Álvaro Delgado, un pintor madrileño que, por su voluntad, se hizo asturiano:
El artista fallecido en Madrid, el pasado día 03-01-2016, a los 92 años de edad, hijo adoptivo de Navia, era una referencia en la figuración expresionista y la renovación del retrato.
El pintor astur-madrileño Álvaro Delgado, nacido en Madrid, descubrió Asturias a mediados de los cincuenta «y me sedujo inmediatamente», reconocía. El occidente asturiano, viviendo y trabajando a caballo entre Valdés y Navia -era hijo adoptivo de ambos municipios-, acogió al instante a este artista que se quedó prendado de sus colores: «Asturias tiene dos colores: el verde y el negro. El verde es una constante y el negro subyace en la arquitectura de pizarra, su cielo de color gris y su interior carbonífero».
Madrileño de ningún sitio:
"Soy madrileño, y ser madrileño es lo más parecido a no haber nacido en ningún sitio, así que este gesto se agradece doblemente en mi caso", comentaba Delgado en su momento, refiriéndose a la concesión de sus honores de asturiano adoptivo. El arraigo creciente que encontró en Asturias le llevó a levantar casa propia en El Espín, Coaña, a trescientos metros de Navia, y a residir allí largas temporadas, que alternó con las transcurridas en el tercer vértice de su triángulo biográfico en La Olmeda de las Fuentes (Madrid). Ninguna de las muchas ciudades en las que el pintor residió temporalmente, como París, o en las que expuso con ocasión de muestras tan relevantes como las Bienales de Venecia, Alejandría o Sao Paulo, le dio tanto como recibió de sus tres enclaves nutricios: Madrid (el más castizo, en el que nació, y el capitalino de los muchos notables a los que retrató); la Asturias cuya historia, paisaje y paisanaje admiró sin reservas y la Castilla rural y decadente donde se reencontró con esencias de la pintura tradicional y los jirones del maltrecho espíritu del noventayocho. Todo ello se mezcló tanto en su carácter como en su pintura, donde convivieron la cultura y la vehemencia, la profundidad y la ironía, el antiacademicismo y el encumbramiento social y profesional, la vitalidad y el arraigo.

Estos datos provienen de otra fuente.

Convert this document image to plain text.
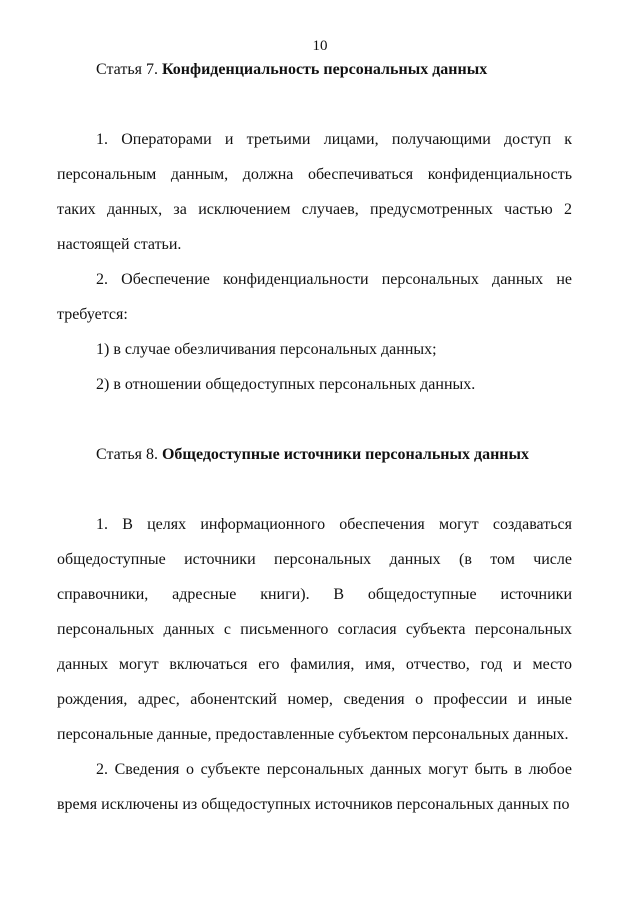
10

Статья 7. Конфиденциальность персональных данных

1. Операторами и третьими лицами, получающими доступ к персональным данным, должна обеспечиваться конфиденциальность таких данных, за исключением случаев, предусмотренных частью 2 настоящей статьи.

2. Обеспечение конфиденциальности персональных данных не требуется:

1) в случае обезличивания персональных данных;

2) в отношении общедоступных персональных данных.

Статья 8. Общедоступные источники персональных данных

1. В целях информационного обеспечения могут создаваться общедоступные источники персональных данных (в том числе справочники, адресные книги). В общедоступные источники персональных данных с письменного согласия субъекта персональных данных могут включаться его фамилия, имя, отчество, год и место рождения, адрес, абонентский номер, сведения о профессии и иные персональные данные, предоставленные субъектом персональных данных.

2. Сведения о субъекте персональных данных могут быть в любое время исключены из общедоступных источников персональных данных по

El expresionismo como traducción y síntesis de todos esos vectores, a veces tensos entre sí, es el rasgo que define la pintura de Álvaro Delgado; un territorio donde concilió el delicado equilibrio entre la herencia y la innovación que aprendió con Vázquez Díaz, Benjamín Palencia o Pancho Cossío. El Greco y Goya, Solana y Picasso, Cezanne y Bacon. Ahí pudo mantener permanentemente la referencia a la figura y aproximarse en distintos grados --a veces, mucho-- a su disolución; atender a la rotundidad del dibujo tanto como al color o a la materia pictórica; permitirse la expansión de las emociones o los sentimientos propios sin renunciar a un grado mayor o menor de compromiso con lo representado. Los huesos de su obra se mantuvieron siempre sólidos, armados bajo los planos del postcubismo y de la composición clásica, pero la piel visible se basó, cada vez con más virulencia, en la carnalidad de la materia y la vibración, a veces incluso violenta, del color.
Nos conocimos personalmente a través de un común amigo, el periodista Jorge Jardón, y tuve el privilegio de compartir largas tertulias en su estudio en El Espín. Poseo dos de sus obras a las que doy un gran valor, pero muy inferior al valor humano de su autor.